Der kalte Kaffeerahm kühlt das Getränk gleich schnell ab, egal, wann wir den Kaffeerahm dazu geben. Jedoch sinkt die Temperatur des Kaffees schneller, wenn wir eine grosse Temperaturdifferenz haben. Das nutzen wir aus. Würden wir den Kaffeerahm von Anfang an dazugeben (rote Linie), wäre die Temperaturdifferenz kleiner und der Kaffee kühlte weniger schnell ab. Geben wir den Kaffeerahm jedoch erst gegen Ende dazu (grüne Linie), hat der Kaffee lange Zeit, sich abzukühlen. Damit bringen wir ihn kurz vor dem Trinken mit der Zugabe des Kaffeerahms auf eine niedrigere Temperatur, als wenn wir den Kaffeerahm von Anfang an dazugegeben hätten.
Atombombe
Das klassische Beispiel für exponentielle Vorgänge ist die Atombombe.
In einer Atombombe wird eine nukleare Kettenreaktion ausgenutzt, die über einen Zeitraum von wenigen Millisekunden zu einem massiven exponentiellen Anstieg der erzeugten Strahlung und freigesetzten Energie führt. Dies ist deshalb möglich, weil die Kernspaltung bestimmte Atome, nämlich Neutronen, freisetzt, die wiederum die Spaltung weiterer Atome auslösen können. Bei jeder einzelnen Spaltung wird eine Energie von 150 bis 200 Mega-Elektronenvolt (MeV) freigesetzt.
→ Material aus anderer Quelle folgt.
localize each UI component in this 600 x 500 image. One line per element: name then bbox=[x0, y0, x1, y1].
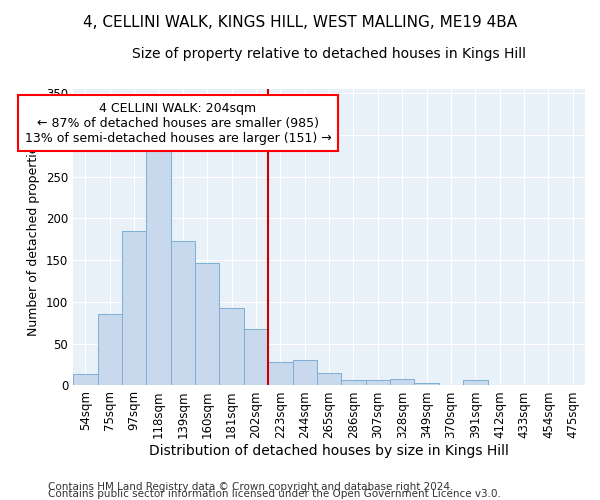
Bar bbox=[98, 314, 122, 386]
Bar bbox=[293, 360, 317, 386]
Bar bbox=[170, 241, 195, 386]
Bar bbox=[73, 374, 98, 386]
Bar bbox=[390, 379, 415, 386]
Bar bbox=[463, 380, 488, 386]
Text: 4 CELLINI WALK: 204sqm
← 87% of detached houses are smaller (985)
13% of semi-de: 4 CELLINI WALK: 204sqm ← 87% of detached… bbox=[25, 102, 331, 144]
Bar bbox=[365, 380, 390, 386]
Bar bbox=[146, 145, 170, 386]
Title: Size of property relative to detached houses in Kings Hill: Size of property relative to detached ho… bbox=[132, 48, 526, 62]
Text: Contains public sector information licensed under the Open Government Licence v3: Contains public sector information licen… bbox=[48, 489, 501, 499]
Bar bbox=[317, 373, 341, 386]
Bar bbox=[244, 328, 268, 386]
X-axis label: Distribution of detached houses by size in Kings Hill: Distribution of detached houses by size … bbox=[149, 444, 509, 458]
Bar bbox=[341, 380, 365, 386]
Text: 4, CELLINI WALK, KINGS HILL, WEST MALLING, ME19 4BA: 4, CELLINI WALK, KINGS HILL, WEST MALLIN… bbox=[83, 15, 517, 30]
Text: Contains HM Land Registry data © Crown copyright and database right 2024.: Contains HM Land Registry data © Crown c… bbox=[48, 482, 454, 492]
Bar bbox=[122, 231, 146, 386]
Bar bbox=[195, 262, 220, 386]
Bar bbox=[268, 362, 293, 386]
Y-axis label: Number of detached properties: Number of detached properties bbox=[28, 139, 40, 336]
Bar bbox=[415, 383, 439, 386]
Bar bbox=[220, 308, 244, 386]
Das Wachstum der Neutronenstrahlung und der Energiefreisetzung ist exponentiell, solange noch genügend spaltbare Atome verfügbar bleiben.
Radioaktiver Zerfall
Ein Beispiel für exponentielle Abnahme ist der radioaktive Zerfall.
Atomkraftwerke produzieren für uns Strom. Aber dabei entsteht auch radioaktiver Atommüll. Diese radioaktiven Stoffe müssen sicher eingelagert werden – und deren Zerfall kann Millionen von Jahren dauern… Atomkerne können spontan oder durch Beschuss mit schnellen Teilchen zerfallen. Die Stärke der radioaktiven Strahlung nimmt mit der Zeit exponentiell ab. Dabei zerfallen in gleichen Zeiten immer die gleichen Anteile von Kernen des Ausgangselements. Die Halbwertszeit gibt an, in welcher Zeit die Hälfte der vorhandenen instabilen Atomkerne in Kerne eines anderen chemischen Elements zerfallen. Sie ist für jedes radioaktive Nuklid (z. B Kohlenstoff 14 oder Plutonium 239) charakteristisch und schwankt zwischen Bruchteilen von Sekunden und Milliarden Jahren.
Für das Abklingen der Strahlung von radioaktivem Müll aus Atomkraftwerken braucht es mindestens 100‘000 Jahre. Ist es möglich, eine Deponie zu bauen, die den radioaktiven Abfall für eine sehr lange Zeit sicher verwahrt? Von 2021 bis 2024 werden die Brennelemente vom Atomkraftwerk Mühleberg ins zentrale Zwischenlager (Zwilag) in Würenlingen transportiert. Von dort aus sollten diese dann in ein geologisches Tiefenlager kommen, in mehreren 100 Metern Tiefe, in geeignete geologisch stabile Gesteinsschichten.